Il est des ministres bons et mauvais, et dans le régime de l'éphémère il est difficile de prédire leur comportement s'ils n'ont jamais exercé. Le pouvoir qui les choisit en démocratie recherche parfois la compétence, mais plus souvent une harmonie des "courants" et la non-concurrence lors des prochaines courses de haies. Ce qui ne garantit rien, ni l'accomplissement de la mission, ni la fidélité. Mais il arrive aussi qu'un maroquin échoie à une personne de qualité, au-dessus des contingences politiciennes. A quoi distingue-t-on un bon d'un mauvais ministre ? Le science-fictionniste Herbert exprimait son jus de crâne en ces termes :

«La différence entre un bon administrateur et un mauvais tient à quelques cheveux. Les bons administrateurs sont ceux qui font des choix immédiats [...] Un mauvais administrateur, par contre, hésite, discutaille, réclame des réunions, des rapports, des commissions d'enquête. En fin de compte, par son comportement, il risque de créer de sérieux problèmes [...] Le mauvais administrateur s'occupe davantage des rapports que des décisions. Il cherche à se constituer le dossier impeccable qu'il pourra exhiber comme excuse à ses erreurs. Le bon administrateur se contente de donner des instructions verbales. Il ne cache pas ce qu'il a fait si, à la suite de ses ordres, des problèmes surgissent. Il s'entoure de gens capables d'agir avec discernement sur la base de simples instructions verbales. Souvent, l'information la plus importante, c'est qu'il y a une difficulté quelque part. Le mauvais administrateur dissimule sa faute jusqu'au moment où il n'est plus possible de redresser la barre.»

La prestigieuse Ecole nationale d'administration française et sa succursale de division 2, Sciences-Po, produisent des employés de "bureaux", livrés parfaitement rodés au jet continu de la production de rapports, normes, projets de loi et décrets, adroits également pour déplacer les responsabilités qui leur incombent sur les têtes subalternes (le protocole du lampiste). Sans texte, éléments de langage, lexique de langue de bois, prompteurs pour les plus haut placés, ils sont vite perdus. Leur pensée doit être couchée. Mais l'enseignement de la carrière que prodigue l'ENA se déroule aussi sous les auspices du célèbre aphorisme : la fin justifie les moyens.

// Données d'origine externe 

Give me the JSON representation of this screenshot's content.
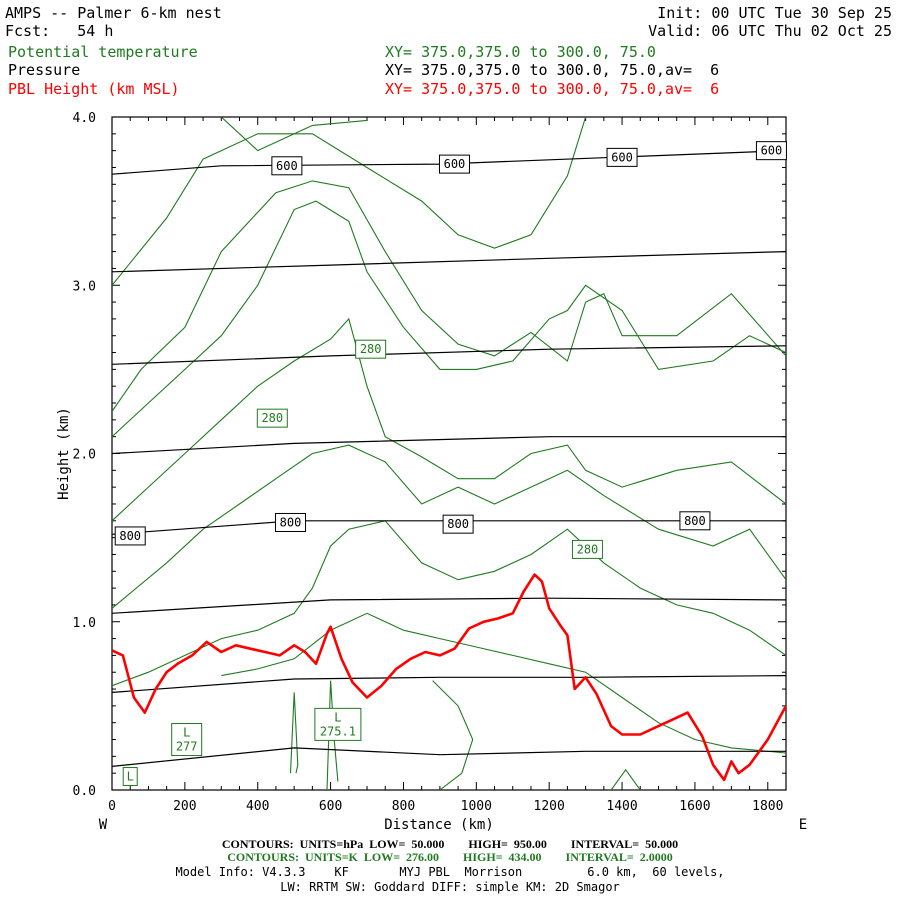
{
  "header": {
    "model_title": "AMPS -- Palmer 6-km nest",
    "forecast": "Fcst:   54 h",
    "init": "Init: 00 UTC Tue 30 Sep 25",
    "valid": "Valid: 06 UTC Thu 02 Oct 25",
    "field1_name": "Potential temperature",
    "field1_xy": "XY= 375.0,375.0 to 300.0, 75.0",
    "field2_name": "Pressure",
    "field2_xy": "XY= 375.0,375.0 to 300.0, 75.0,av=  6",
    "field3_name": "PBL Height (km MSL)",
    "field3_xy": "XY= 375.0,375.0 to 300.0, 75.0,av=  6"
  },
  "footer": {
    "pressure_contours": "CONTOURS:  UNITS=hPa  LOW=  50.000        HIGH=  950.00        INTERVAL=  50.000",
    "theta_contours": "CONTOURS:  UNITS=K  LOW=  276.00        HIGH=  434.00        INTERVAL=  2.0000",
    "model_info": "Model Info: V4.3.3    KF       MYJ PBL  Morrison         6.0 km,  60 levels,",
    "model_info2": "LW: RRTM SW: Goddard DIFF: simple KM: 2D Smagor"
  },
  "colors": {
    "pressure": "#000000",
    "theta": "#217a21",
    "pbl": "#ff0000"
  },
  "chart_data": {
    "type": "line",
    "xlabel": "Distance (km)",
    "ylabel": "Height (km)",
    "xlim": [
      0,
      1850
    ],
    "ylim": [
      0.0,
      4.0
    ],
    "x_ticks": [
      0,
      200,
      400,
      600,
      800,
      1000,
      1200,
      1400,
      1600,
      1800
    ],
    "y_ticks": [
      0.0,
      1.0,
      2.0,
      3.0,
      4.0
    ],
    "y_tick_labels": [
      "0.0",
      "1.0",
      "2.0",
      "3.0",
      "4.0"
    ],
    "left_end_label": "W",
    "right_end_label": "E",
    "pressure_isobars_hPa": [
      {
        "points": [
          [
            0,
            3.66
          ],
          [
            300,
            3.71
          ],
          [
            900,
            3.72
          ],
          [
            1850,
            3.8
          ]
        ]
      },
      {
        "points": [
          [
            0,
            3.08
          ],
          [
            600,
            3.12
          ],
          [
            1200,
            3.16
          ],
          [
            1850,
            3.2
          ]
        ]
      },
      {
        "points": [
          [
            0,
            2.53
          ],
          [
            600,
            2.58
          ],
          [
            1200,
            2.62
          ],
          [
            1850,
            2.64
          ]
        ]
      },
      {
        "points": [
          [
            0,
            2.0
          ],
          [
            500,
            2.06
          ],
          [
            1200,
            2.1
          ],
          [
            1850,
            2.1
          ]
        ]
      },
      {
        "points": [
          [
            0,
            1.52
          ],
          [
            500,
            1.6
          ],
          [
            1200,
            1.6
          ],
          [
            1850,
            1.6
          ]
        ]
      },
      {
        "points": [
          [
            0,
            1.05
          ],
          [
            600,
            1.13
          ],
          [
            1200,
            1.14
          ],
          [
            1850,
            1.13
          ]
        ]
      },
      {
        "points": [
          [
            0,
            0.58
          ],
          [
            500,
            0.66
          ],
          [
            900,
            0.67
          ],
          [
            1300,
            0.67
          ],
          [
            1850,
            0.68
          ]
        ]
      },
      {
        "points": [
          [
            0,
            0.14
          ],
          [
            500,
            0.25
          ],
          [
            900,
            0.21
          ],
          [
            1300,
            0.23
          ],
          [
            1850,
            0.23
          ]
        ]
      }
    ],
    "pressure_labels": [
      {
        "text": "600",
        "x": 480,
        "y": 3.71
      },
      {
        "text": "600",
        "x": 940,
        "y": 3.72
      },
      {
        "text": "600",
        "x": 1400,
        "y": 3.76
      },
      {
        "text": "600",
        "x": 1810,
        "y": 3.8
      },
      {
        "text": "800",
        "x": 50,
        "y": 1.51
      },
      {
        "text": "800",
        "x": 490,
        "y": 1.59
      },
      {
        "text": "800",
        "x": 950,
        "y": 1.58
      },
      {
        "text": "800",
        "x": 1600,
        "y": 1.6
      }
    ],
    "theta_isentropes_K": [
      {
        "points": [
          [
            300,
            4.0
          ],
          [
            400,
            3.8
          ],
          [
            550,
            3.95
          ],
          [
            700,
            3.98
          ]
        ]
      },
      {
        "points": [
          [
            0,
            3.0
          ],
          [
            150,
            3.4
          ],
          [
            250,
            3.75
          ],
          [
            400,
            3.9
          ],
          [
            550,
            3.9
          ],
          [
            700,
            3.7
          ],
          [
            850,
            3.5
          ],
          [
            950,
            3.3
          ],
          [
            1050,
            3.22
          ],
          [
            1150,
            3.3
          ],
          [
            1250,
            3.65
          ],
          [
            1300,
            4.0
          ]
        ]
      },
      {
        "points": [
          [
            0,
            2.25
          ],
          [
            80,
            2.5
          ],
          [
            200,
            2.75
          ],
          [
            300,
            3.2
          ],
          [
            450,
            3.55
          ],
          [
            550,
            3.62
          ],
          [
            650,
            3.58
          ],
          [
            750,
            3.2
          ],
          [
            850,
            2.85
          ],
          [
            950,
            2.65
          ],
          [
            1050,
            2.58
          ],
          [
            1150,
            2.72
          ],
          [
            1250,
            2.55
          ],
          [
            1300,
            2.9
          ],
          [
            1350,
            2.95
          ],
          [
            1400,
            2.7
          ],
          [
            1550,
            2.7
          ],
          [
            1700,
            2.95
          ],
          [
            1850,
            2.58
          ]
        ]
      },
      {
        "points": [
          [
            0,
            2.1
          ],
          [
            100,
            2.3
          ],
          [
            200,
            2.5
          ],
          [
            300,
            2.7
          ],
          [
            400,
            3.0
          ],
          [
            500,
            3.45
          ],
          [
            560,
            3.5
          ],
          [
            650,
            3.38
          ],
          [
            700,
            3.08
          ],
          [
            800,
            2.75
          ],
          [
            900,
            2.5
          ],
          [
            1000,
            2.5
          ],
          [
            1100,
            2.55
          ],
          [
            1200,
            2.8
          ],
          [
            1250,
            2.85
          ],
          [
            1300,
            3.0
          ],
          [
            1400,
            2.85
          ],
          [
            1500,
            2.5
          ],
          [
            1650,
            2.55
          ],
          [
            1750,
            2.7
          ],
          [
            1850,
            2.6
          ]
        ]
      },
      {
        "points": [
          [
            0,
            1.6
          ],
          [
            100,
            1.8
          ],
          [
            200,
            2.0
          ],
          [
            300,
            2.2
          ],
          [
            400,
            2.4
          ],
          [
            500,
            2.55
          ],
          [
            600,
            2.68
          ],
          [
            650,
            2.8
          ],
          [
            700,
            2.4
          ],
          [
            750,
            2.1
          ],
          [
            850,
            1.98
          ],
          [
            950,
            1.85
          ],
          [
            1050,
            1.85
          ],
          [
            1150,
            2.0
          ],
          [
            1250,
            2.05
          ],
          [
            1300,
            1.9
          ],
          [
            1400,
            1.8
          ],
          [
            1550,
            1.9
          ],
          [
            1700,
            1.95
          ],
          [
            1850,
            1.7
          ]
        ]
      },
      {
        "points": [
          [
            0,
            1.08
          ],
          [
            150,
            1.35
          ],
          [
            250,
            1.55
          ],
          [
            350,
            1.7
          ],
          [
            450,
            1.85
          ],
          [
            550,
            2.0
          ],
          [
            650,
            2.05
          ],
          [
            750,
            1.95
          ],
          [
            850,
            1.7
          ],
          [
            950,
            1.8
          ],
          [
            1050,
            1.7
          ],
          [
            1150,
            1.8
          ],
          [
            1250,
            1.9
          ],
          [
            1350,
            1.75
          ],
          [
            1500,
            1.55
          ],
          [
            1650,
            1.45
          ],
          [
            1750,
            1.55
          ],
          [
            1850,
            1.25
          ]
        ]
      },
      {
        "points": [
          [
            0,
            0.62
          ],
          [
            100,
            0.7
          ],
          [
            200,
            0.8
          ],
          [
            300,
            0.9
          ],
          [
            400,
            0.95
          ],
          [
            500,
            1.05
          ],
          [
            550,
            1.2
          ],
          [
            600,
            1.45
          ],
          [
            650,
            1.55
          ],
          [
            750,
            1.6
          ],
          [
            850,
            1.35
          ],
          [
            950,
            1.25
          ],
          [
            1050,
            1.3
          ],
          [
            1150,
            1.4
          ],
          [
            1250,
            1.55
          ],
          [
            1350,
            1.35
          ],
          [
            1450,
            1.2
          ],
          [
            1550,
            1.1
          ],
          [
            1650,
            1.05
          ],
          [
            1750,
            0.95
          ],
          [
            1850,
            0.8
          ]
        ]
      },
      {
        "points": [
          [
            300,
            0.68
          ],
          [
            400,
            0.72
          ],
          [
            500,
            0.78
          ],
          [
            600,
            0.95
          ],
          [
            700,
            1.05
          ],
          [
            800,
            0.95
          ],
          [
            900,
            0.9
          ],
          [
            1000,
            0.85
          ],
          [
            1100,
            0.8
          ],
          [
            1200,
            0.75
          ],
          [
            1300,
            0.7
          ],
          [
            1400,
            0.55
          ],
          [
            1500,
            0.4
          ],
          [
            1600,
            0.3
          ],
          [
            1700,
            0.25
          ],
          [
            1850,
            0.22
          ]
        ]
      },
      {
        "points": [
          [
            880,
            0.65
          ],
          [
            950,
            0.5
          ],
          [
            990,
            0.3
          ],
          [
            960,
            0.1
          ],
          [
            900,
            0.0
          ]
        ]
      },
      {
        "points": [
          [
            1370,
            0.0
          ],
          [
            1410,
            0.12
          ],
          [
            1450,
            0.0
          ]
        ]
      }
    ],
    "theta_labels": [
      {
        "text": "280",
        "x": 710,
        "y": 2.62
      },
      {
        "text": "280",
        "x": 440,
        "y": 2.21
      },
      {
        "text": "280",
        "x": 1305,
        "y": 1.43
      },
      {
        "text": "L\n277",
        "x": 205,
        "y": 0.3
      },
      {
        "text": "L\n275.1",
        "x": 620,
        "y": 0.39
      },
      {
        "text": "L",
        "x": 50,
        "y": 0.08
      }
    ],
    "pbl_height_km": {
      "points": [
        [
          0,
          0.83
        ],
        [
          30,
          0.8
        ],
        [
          60,
          0.55
        ],
        [
          90,
          0.46
        ],
        [
          120,
          0.6
        ],
        [
          150,
          0.7
        ],
        [
          180,
          0.75
        ],
        [
          220,
          0.8
        ],
        [
          260,
          0.88
        ],
        [
          300,
          0.82
        ],
        [
          340,
          0.86
        ],
        [
          380,
          0.84
        ],
        [
          420,
          0.82
        ],
        [
          460,
          0.8
        ],
        [
          500,
          0.86
        ],
        [
          530,
          0.82
        ],
        [
          560,
          0.75
        ],
        [
          590,
          0.93
        ],
        [
          600,
          0.97
        ],
        [
          630,
          0.78
        ],
        [
          660,
          0.64
        ],
        [
          700,
          0.55
        ],
        [
          740,
          0.62
        ],
        [
          780,
          0.72
        ],
        [
          820,
          0.78
        ],
        [
          860,
          0.82
        ],
        [
          900,
          0.8
        ],
        [
          940,
          0.84
        ],
        [
          980,
          0.96
        ],
        [
          1020,
          1.0
        ],
        [
          1060,
          1.02
        ],
        [
          1100,
          1.05
        ],
        [
          1130,
          1.18
        ],
        [
          1160,
          1.28
        ],
        [
          1180,
          1.24
        ],
        [
          1200,
          1.08
        ],
        [
          1230,
          0.98
        ],
        [
          1250,
          0.92
        ],
        [
          1270,
          0.6
        ],
        [
          1300,
          0.67
        ],
        [
          1330,
          0.57
        ],
        [
          1370,
          0.38
        ],
        [
          1400,
          0.33
        ],
        [
          1450,
          0.33
        ],
        [
          1500,
          0.38
        ],
        [
          1550,
          0.43
        ],
        [
          1580,
          0.46
        ],
        [
          1620,
          0.32
        ],
        [
          1650,
          0.15
        ],
        [
          1680,
          0.06
        ],
        [
          1700,
          0.17
        ],
        [
          1720,
          0.1
        ],
        [
          1750,
          0.15
        ],
        [
          1800,
          0.3
        ],
        [
          1850,
          0.5
        ]
      ]
    }
  }
}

A voir tourner le manège, on sait qu'il est monté par des gens sans aveu, prêts à tout pour s'ancrer soi-même et les siens au rocher de l'Establishment, par tous moyens pourvu qu'ils soient rapides et sûrs. La course aux honneurs en période d'impermanence comme aujourd'hui montre qu'il n'est ni honneur, ni morale à ce niveau ; d'ailleurs cette caste ne démissionne jamais quels que soient les motifs qui le demanderaient ; on les chasse comme valet indélicat. Et de voir partir la queue basse les Alain Carignon (Lyonnaise des Eaux), Gérard Longuet (financement PR), Michel Roussin (HLM de Paris), Strauss-Kahn (MNEF), Donnedieu de Vabres (blanchiment), Pierre Bédier (corruption marchés publics Yvelines), Christian Blanc (cigares), Alain Joyandet (abus de jets), Alliot-Marie (Ben Ali), Tron (fétichisme des orteils), Cahuzac (fraude fiscale), Yamina Benguigui (fraude), Aquilino Morelle (cireur de pompes), Thévenoud (phobie administrative), Kader Arif (népotisme)... Et il y en eut beaucoup d'autres avant eux, sans compter les suicidés à deux balles.

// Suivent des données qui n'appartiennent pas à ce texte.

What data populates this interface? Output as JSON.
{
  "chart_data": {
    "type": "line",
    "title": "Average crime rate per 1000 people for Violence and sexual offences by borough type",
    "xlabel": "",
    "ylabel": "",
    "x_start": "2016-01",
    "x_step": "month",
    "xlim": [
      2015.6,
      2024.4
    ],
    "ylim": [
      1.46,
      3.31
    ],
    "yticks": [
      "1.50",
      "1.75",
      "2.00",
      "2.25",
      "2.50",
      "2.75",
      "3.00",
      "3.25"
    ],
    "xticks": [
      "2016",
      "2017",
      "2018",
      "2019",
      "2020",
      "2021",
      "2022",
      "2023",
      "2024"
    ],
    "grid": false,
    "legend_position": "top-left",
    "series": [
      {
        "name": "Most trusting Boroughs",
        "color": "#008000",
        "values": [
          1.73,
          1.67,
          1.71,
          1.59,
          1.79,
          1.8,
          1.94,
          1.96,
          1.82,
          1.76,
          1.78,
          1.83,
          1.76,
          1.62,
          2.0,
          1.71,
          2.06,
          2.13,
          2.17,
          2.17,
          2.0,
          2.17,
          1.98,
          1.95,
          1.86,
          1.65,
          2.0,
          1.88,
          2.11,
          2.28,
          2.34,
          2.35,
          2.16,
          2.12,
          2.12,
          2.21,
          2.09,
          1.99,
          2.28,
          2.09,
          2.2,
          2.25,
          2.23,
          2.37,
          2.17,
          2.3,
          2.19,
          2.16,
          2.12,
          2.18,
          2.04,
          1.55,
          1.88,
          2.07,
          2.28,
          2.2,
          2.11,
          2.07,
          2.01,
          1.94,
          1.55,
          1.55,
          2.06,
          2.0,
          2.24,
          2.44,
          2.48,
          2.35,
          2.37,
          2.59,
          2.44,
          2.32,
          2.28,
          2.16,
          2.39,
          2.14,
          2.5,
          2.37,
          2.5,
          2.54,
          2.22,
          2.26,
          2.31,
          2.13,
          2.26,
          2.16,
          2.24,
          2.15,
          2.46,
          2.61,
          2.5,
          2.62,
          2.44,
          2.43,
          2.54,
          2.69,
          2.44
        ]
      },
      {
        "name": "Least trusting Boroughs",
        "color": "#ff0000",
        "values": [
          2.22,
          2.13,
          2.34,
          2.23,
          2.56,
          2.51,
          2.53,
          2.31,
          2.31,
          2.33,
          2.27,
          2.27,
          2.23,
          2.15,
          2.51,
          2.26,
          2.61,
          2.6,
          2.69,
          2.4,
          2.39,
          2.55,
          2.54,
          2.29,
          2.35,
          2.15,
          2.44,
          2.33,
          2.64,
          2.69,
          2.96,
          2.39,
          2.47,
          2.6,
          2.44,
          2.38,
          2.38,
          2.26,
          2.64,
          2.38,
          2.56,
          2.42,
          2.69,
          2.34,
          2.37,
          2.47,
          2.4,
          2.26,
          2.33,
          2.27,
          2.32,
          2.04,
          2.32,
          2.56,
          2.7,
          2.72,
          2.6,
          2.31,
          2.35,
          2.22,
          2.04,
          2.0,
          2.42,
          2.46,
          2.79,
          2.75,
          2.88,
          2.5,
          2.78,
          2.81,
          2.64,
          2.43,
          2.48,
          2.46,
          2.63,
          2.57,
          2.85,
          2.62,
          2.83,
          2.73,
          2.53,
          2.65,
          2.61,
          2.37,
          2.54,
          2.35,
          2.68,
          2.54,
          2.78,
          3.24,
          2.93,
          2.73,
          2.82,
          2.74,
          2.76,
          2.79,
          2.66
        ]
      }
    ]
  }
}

Pour ce qui les concerne, les monarchies exécutives sont génétiquement pyramidales et réduisent la taille de la bureaucratie administrative à mesure que l'on s'élève dans la hiérarchie. Le responsable suprême ne peut gouverner à des centaines de pions, mais se cantonne à l'excellence des ministres peu nombreux du Conseil qui partagent avec lui l'efficacité du commandement des hommes à la voix. Peu de papiers, des idées claires, une autorité naturelle sans arrogance et une tonne de bon sens.
Les monarchies ont aussi une prédisposition naturelle (quasiment féodale) à classer les hommes et les postes qu'ils occupent dans une hiérarchie visible et sue de tous où chacun connaît sa propre position et toutes celles de son environnement professionnel, l'espérant temporaire bien sûr. C'est le meilleur système d'ascenseur politique et social puisque les degrés d'élévation sont publics et ouverts. Les ministres de nos vieux rois vinrent si souvent de la roture qu'il est inutile de le prouver, la plupart furent par après anoblis. Mais il y eut aussi des ministres convoqués dans la noblesse qui ne déméritèrent pas non plus. Sauf rare exception - dans des périodes troublées - c'est la compétence qui dictait le choix du souverain, au vif déplaisir parfois de la Cour. Ces gens débattaient en Conseil au même étage d'intelligence, on décidait, on écrivait peu, sauf des ordres !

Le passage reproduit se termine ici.